I walked Wil over to a row of chairs in the airport, sat him down and told him I would handle the flight situation but the minute we got home from this trip, he needed to talk to a doctor immediately. I told him I didn’t like living like this, always worrying about what was going to upset him, and he didn’t need to live this way. He agreed and actually called a therapist for a psychiatrist referral while we waited for our flight.
When we got home, Wil went to the psychiatrist where he was asked to explain what was going on with him. He talked about how he felt sad, insecure and for some odd reason, angry at the most random things. The psychiatrist told him that a lot of people don’t realize it, but that type of anger is actually a sign of depression. They talked extensively about how brain chemicals work and how medications help to balance out those chemicals. Brains are very complicated and some medications work well for some people and not so much for others. Sometimes medications work well for a while but then the dose needs to be adjusted and that working closely with a professional while it’s figured out is really important. The psychiatrist also told Wil it was important to talk to me about how he was feeling so I would know if the medication is helping or in some cases, could make him feel worse, and that I could call the doctor if I had any concerns about Wil.
Fortunately, the medication (Lexapro) Wil was put on worked really well for him. It provided the serotonin boost his brain needed to be more balanced. That medication and dosage worked for him for several years but last year, that changed for him. The doctor increased his dose, which worked for a while, but a few months ago, the doctor added another medication (Effexor) and the combination makes him feel completely balanced.
Wil tells me all the time that he didn’t realize how bad he felt before medication because he feels so good now. He has worked so hard to create a career and life that is so wonderful and there’s no reason why he shouldn’t feel good about it, but there were so many times that he felt that way. He didn’t know that for some people, no matter how hard you try to just feel happy, you can’t because you have depression and the chemicals in your brain just aren’t there. It’s not your fault, it’s just the way your brain is.
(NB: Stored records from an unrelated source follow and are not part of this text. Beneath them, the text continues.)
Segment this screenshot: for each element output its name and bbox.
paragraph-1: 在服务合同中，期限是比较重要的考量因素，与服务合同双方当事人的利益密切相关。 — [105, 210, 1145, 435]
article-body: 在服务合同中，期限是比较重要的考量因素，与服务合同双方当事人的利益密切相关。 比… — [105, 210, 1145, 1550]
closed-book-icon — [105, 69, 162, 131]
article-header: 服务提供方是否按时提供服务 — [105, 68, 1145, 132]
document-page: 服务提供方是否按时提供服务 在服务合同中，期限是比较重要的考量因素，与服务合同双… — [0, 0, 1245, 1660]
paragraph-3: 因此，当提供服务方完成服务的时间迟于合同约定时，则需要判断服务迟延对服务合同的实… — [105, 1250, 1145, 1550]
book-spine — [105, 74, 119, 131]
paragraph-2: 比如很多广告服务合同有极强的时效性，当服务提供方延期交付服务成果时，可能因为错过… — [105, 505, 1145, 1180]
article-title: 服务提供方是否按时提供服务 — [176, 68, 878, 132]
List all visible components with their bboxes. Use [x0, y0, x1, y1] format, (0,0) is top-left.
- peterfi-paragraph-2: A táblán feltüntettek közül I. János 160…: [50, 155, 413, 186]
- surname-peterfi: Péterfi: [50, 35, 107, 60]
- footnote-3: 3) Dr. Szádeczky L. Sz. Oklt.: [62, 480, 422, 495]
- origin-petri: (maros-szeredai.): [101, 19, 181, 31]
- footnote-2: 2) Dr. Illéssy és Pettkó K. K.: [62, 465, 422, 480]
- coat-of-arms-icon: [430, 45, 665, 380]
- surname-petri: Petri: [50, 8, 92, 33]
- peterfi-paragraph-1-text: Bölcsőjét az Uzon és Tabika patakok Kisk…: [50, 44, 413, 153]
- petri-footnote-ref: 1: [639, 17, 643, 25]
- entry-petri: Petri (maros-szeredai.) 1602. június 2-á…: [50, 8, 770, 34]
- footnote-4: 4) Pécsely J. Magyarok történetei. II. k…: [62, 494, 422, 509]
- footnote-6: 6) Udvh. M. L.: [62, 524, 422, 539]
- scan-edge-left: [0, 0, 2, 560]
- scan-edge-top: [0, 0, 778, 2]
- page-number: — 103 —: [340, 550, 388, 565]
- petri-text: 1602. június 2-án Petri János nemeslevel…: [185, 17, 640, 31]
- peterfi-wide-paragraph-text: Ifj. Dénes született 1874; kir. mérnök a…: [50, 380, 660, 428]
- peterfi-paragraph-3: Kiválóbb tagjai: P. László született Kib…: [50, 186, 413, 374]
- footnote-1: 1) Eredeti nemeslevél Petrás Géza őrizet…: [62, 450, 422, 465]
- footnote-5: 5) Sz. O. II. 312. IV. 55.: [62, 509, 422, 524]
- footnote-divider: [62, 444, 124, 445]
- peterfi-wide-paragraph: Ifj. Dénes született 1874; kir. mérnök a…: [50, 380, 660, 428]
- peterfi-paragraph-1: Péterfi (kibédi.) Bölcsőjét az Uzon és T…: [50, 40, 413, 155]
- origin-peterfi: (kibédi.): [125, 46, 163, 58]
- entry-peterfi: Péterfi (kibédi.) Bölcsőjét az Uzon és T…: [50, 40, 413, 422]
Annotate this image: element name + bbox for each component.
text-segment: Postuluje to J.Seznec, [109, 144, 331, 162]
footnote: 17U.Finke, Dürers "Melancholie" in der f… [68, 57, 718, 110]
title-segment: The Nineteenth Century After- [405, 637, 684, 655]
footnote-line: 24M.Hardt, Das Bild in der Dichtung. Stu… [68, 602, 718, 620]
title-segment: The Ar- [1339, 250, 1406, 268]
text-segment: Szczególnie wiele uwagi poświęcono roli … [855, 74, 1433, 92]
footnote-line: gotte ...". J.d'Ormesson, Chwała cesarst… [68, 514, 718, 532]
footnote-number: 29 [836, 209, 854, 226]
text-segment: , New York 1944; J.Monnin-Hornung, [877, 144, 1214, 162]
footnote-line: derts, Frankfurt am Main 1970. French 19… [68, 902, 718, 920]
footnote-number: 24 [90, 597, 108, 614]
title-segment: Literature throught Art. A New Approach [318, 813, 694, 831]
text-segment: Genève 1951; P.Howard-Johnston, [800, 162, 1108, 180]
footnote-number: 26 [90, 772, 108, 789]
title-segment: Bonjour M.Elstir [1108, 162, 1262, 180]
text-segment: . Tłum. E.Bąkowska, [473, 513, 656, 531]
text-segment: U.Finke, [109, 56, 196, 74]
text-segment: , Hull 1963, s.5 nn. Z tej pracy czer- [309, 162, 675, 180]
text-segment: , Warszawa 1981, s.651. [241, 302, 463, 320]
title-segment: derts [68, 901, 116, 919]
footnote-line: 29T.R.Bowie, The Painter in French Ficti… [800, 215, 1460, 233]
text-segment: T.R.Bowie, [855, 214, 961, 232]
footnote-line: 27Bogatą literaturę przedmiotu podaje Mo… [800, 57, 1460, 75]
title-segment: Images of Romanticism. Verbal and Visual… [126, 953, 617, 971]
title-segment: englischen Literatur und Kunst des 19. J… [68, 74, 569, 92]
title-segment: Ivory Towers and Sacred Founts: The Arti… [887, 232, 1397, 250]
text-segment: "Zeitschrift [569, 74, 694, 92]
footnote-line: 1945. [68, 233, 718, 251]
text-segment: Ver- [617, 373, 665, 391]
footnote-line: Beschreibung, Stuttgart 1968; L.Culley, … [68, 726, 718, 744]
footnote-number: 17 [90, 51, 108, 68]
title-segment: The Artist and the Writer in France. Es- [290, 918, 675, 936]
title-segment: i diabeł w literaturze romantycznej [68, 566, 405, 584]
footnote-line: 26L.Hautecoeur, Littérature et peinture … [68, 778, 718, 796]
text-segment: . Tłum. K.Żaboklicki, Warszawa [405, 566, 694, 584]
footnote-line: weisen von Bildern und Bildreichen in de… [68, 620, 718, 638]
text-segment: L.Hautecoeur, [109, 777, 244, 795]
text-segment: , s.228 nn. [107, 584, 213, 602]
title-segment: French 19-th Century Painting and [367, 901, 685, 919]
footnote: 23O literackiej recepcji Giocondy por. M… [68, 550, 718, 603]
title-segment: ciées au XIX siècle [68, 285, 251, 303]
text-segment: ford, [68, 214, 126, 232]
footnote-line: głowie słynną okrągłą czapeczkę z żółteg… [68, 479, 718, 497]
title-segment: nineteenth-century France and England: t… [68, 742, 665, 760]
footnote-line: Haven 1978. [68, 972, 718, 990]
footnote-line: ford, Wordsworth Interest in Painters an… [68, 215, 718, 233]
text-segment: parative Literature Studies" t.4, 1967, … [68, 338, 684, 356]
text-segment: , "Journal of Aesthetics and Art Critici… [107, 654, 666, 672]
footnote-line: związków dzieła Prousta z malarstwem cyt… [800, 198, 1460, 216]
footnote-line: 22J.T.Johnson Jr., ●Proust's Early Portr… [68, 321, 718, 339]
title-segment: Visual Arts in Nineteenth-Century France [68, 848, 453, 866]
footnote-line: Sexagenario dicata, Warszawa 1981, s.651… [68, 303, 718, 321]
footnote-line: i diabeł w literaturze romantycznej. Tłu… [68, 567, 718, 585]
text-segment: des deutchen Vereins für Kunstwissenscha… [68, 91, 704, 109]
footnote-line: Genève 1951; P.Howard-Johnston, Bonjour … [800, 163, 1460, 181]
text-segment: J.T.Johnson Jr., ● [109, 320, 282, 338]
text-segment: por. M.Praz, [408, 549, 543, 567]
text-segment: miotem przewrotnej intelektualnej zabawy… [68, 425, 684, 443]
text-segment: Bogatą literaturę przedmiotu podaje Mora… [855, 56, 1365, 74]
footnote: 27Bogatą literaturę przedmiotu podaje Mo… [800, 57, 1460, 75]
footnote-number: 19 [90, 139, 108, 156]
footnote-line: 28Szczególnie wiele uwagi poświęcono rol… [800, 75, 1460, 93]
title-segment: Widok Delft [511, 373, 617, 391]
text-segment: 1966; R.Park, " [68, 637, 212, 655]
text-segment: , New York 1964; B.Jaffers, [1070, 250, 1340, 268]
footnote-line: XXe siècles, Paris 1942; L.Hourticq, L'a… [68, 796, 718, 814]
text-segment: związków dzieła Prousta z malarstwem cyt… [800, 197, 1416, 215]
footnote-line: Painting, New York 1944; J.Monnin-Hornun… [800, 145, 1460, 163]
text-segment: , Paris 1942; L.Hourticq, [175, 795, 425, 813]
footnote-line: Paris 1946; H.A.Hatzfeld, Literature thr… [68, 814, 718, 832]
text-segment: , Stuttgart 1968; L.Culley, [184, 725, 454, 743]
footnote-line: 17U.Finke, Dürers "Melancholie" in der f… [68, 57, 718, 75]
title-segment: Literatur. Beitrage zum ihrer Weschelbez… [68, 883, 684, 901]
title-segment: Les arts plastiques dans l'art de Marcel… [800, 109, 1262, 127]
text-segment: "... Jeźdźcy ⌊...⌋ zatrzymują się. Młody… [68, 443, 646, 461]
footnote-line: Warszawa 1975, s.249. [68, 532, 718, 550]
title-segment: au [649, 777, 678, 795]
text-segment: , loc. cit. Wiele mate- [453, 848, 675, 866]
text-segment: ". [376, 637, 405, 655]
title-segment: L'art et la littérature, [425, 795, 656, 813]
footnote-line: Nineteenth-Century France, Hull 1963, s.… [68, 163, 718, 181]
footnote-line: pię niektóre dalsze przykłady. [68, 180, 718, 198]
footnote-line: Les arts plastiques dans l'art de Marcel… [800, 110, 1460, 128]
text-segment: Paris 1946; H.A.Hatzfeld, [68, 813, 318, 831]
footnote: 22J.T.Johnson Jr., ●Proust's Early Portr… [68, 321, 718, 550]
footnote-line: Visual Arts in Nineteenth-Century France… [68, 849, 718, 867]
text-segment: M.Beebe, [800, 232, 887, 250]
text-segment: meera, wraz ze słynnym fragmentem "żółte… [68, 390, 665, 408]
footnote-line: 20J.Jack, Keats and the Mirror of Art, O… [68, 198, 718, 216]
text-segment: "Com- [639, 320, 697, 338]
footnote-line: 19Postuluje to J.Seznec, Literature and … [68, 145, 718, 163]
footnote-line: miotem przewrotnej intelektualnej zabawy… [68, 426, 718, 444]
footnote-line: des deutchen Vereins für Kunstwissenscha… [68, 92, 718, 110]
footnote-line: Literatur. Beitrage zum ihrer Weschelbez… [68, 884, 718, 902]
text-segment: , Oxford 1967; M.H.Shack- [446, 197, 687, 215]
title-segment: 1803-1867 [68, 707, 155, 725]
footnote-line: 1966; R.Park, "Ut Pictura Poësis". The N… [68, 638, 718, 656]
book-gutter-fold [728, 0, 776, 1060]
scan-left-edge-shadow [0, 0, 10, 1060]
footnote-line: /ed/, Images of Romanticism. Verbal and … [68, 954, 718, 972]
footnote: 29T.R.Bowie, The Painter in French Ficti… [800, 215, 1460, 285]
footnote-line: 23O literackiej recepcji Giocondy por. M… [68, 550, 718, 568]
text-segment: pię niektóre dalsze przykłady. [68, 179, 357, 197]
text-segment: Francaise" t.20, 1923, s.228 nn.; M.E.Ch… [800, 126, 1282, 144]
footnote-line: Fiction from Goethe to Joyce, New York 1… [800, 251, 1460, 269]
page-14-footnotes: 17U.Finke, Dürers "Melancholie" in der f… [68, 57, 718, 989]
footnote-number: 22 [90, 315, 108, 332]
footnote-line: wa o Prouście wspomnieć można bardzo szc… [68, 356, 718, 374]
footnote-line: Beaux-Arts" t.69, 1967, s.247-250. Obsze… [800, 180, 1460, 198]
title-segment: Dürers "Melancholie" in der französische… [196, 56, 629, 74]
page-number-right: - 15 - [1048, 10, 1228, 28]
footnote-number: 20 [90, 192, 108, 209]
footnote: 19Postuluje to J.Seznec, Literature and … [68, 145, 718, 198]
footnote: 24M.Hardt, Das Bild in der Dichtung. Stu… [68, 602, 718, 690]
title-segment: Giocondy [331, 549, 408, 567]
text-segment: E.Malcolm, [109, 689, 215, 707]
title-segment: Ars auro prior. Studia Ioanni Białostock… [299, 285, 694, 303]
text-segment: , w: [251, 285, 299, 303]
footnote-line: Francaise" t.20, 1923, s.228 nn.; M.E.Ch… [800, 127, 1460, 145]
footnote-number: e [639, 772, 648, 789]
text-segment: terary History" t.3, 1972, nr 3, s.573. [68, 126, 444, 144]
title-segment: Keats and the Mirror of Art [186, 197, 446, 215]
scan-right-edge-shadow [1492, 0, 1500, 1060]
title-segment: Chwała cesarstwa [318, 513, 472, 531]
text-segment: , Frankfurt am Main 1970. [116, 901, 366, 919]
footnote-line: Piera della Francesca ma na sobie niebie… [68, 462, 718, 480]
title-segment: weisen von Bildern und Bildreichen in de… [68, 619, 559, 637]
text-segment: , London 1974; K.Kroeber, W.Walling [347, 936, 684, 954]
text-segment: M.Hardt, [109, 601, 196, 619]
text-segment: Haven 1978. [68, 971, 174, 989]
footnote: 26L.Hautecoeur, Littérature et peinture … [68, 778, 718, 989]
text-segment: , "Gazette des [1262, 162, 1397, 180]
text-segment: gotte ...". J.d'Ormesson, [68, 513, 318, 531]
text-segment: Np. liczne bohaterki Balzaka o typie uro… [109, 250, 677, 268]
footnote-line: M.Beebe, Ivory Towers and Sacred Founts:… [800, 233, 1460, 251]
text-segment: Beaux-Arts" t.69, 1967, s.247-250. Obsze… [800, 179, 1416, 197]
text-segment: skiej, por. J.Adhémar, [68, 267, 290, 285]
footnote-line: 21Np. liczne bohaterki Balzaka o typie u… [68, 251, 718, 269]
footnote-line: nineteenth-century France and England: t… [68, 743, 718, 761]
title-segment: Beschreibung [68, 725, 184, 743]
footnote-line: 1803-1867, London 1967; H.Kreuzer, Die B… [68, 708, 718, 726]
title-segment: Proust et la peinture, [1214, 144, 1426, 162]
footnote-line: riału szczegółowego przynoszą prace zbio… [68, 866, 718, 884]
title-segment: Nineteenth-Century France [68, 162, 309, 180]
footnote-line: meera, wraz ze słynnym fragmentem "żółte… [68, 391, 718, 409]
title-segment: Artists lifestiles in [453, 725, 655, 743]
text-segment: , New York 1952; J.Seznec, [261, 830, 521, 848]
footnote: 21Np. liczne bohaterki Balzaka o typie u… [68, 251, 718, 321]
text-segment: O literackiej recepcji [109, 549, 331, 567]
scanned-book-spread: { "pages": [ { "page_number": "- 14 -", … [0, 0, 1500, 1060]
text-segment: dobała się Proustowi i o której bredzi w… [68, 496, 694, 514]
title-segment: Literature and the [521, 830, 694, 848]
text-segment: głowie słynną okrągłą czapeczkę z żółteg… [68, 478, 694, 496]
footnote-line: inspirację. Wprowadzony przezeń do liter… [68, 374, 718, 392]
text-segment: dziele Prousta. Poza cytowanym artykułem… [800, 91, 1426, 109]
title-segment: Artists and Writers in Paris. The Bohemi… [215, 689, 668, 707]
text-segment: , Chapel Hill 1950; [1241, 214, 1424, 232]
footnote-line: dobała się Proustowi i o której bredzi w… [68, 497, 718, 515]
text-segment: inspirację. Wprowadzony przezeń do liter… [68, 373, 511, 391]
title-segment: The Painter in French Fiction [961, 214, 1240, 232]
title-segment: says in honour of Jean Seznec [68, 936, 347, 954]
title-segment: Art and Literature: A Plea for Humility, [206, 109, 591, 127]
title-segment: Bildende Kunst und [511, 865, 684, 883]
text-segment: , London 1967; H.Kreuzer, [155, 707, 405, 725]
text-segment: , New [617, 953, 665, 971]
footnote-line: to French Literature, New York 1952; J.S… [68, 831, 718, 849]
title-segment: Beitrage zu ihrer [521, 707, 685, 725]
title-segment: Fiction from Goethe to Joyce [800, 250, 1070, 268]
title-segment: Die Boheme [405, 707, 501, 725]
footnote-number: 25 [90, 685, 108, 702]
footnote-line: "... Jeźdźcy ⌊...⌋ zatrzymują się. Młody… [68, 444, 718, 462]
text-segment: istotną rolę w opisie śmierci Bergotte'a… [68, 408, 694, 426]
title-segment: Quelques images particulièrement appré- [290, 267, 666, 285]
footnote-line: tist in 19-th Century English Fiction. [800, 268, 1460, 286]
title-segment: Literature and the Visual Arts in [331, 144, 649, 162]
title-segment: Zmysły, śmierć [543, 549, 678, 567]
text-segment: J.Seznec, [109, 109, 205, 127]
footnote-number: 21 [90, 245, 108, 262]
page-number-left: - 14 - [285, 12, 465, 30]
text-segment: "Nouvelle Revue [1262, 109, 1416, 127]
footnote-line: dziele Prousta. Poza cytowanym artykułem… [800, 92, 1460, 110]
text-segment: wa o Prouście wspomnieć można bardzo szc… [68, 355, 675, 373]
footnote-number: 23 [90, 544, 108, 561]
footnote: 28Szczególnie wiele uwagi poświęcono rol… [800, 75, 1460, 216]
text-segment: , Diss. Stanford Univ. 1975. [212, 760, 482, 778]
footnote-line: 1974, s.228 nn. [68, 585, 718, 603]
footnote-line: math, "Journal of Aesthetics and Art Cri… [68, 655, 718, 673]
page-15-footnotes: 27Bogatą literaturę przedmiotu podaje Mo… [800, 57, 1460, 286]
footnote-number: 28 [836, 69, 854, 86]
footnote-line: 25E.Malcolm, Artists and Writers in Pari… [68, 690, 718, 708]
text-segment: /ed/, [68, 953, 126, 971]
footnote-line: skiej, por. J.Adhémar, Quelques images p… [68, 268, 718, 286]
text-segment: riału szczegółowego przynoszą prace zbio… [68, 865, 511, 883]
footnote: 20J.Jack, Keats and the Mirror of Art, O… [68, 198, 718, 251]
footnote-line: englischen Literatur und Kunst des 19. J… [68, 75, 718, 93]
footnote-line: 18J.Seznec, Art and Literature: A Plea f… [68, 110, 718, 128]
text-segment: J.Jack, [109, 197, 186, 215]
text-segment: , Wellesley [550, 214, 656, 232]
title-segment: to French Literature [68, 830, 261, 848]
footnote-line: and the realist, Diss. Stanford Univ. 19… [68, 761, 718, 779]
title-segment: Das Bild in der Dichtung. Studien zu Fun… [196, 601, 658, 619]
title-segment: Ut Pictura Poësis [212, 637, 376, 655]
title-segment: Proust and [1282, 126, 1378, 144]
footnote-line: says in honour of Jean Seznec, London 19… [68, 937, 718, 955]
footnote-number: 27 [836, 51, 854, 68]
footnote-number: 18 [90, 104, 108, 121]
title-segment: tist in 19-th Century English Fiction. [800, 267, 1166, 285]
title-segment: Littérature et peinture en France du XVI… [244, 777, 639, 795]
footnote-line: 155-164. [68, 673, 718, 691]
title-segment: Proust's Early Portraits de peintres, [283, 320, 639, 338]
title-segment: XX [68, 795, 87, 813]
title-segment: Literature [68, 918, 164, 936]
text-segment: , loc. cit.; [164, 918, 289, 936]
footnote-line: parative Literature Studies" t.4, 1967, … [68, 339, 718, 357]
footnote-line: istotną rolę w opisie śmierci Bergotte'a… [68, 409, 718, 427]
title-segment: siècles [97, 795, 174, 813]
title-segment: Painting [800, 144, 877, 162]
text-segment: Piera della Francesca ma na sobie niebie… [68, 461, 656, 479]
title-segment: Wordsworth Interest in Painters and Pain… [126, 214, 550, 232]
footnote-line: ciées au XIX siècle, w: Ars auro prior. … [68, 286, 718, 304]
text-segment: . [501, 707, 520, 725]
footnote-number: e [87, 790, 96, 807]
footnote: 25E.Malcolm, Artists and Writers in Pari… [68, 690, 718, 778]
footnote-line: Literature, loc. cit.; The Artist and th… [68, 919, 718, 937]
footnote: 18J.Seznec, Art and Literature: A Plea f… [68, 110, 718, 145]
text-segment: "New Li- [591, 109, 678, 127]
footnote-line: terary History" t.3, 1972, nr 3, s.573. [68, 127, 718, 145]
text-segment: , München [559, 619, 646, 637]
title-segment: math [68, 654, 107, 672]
Wil has been very vocal about getting help for his depression because it has completely changed his life. As his wife, it makes me so happy to see him enjoying time with our family and friends, his career, and being able to travel. I didn’t realize how much it had affected me all those years until writing this post now. It’s hard to see someone you love struggle but it’s so nice to know it can be treated. No one should suffer from mental illness and it makes me so happy that we live in a world that offers so many ways to get help.
*I’m not going to write anymore about my kids’ mental health issues because I want to respect their privacy. I have Wil’s permission to write about my experience with his depression but at the time of this post, I haven’t asked the kids for permission to discuss theirs.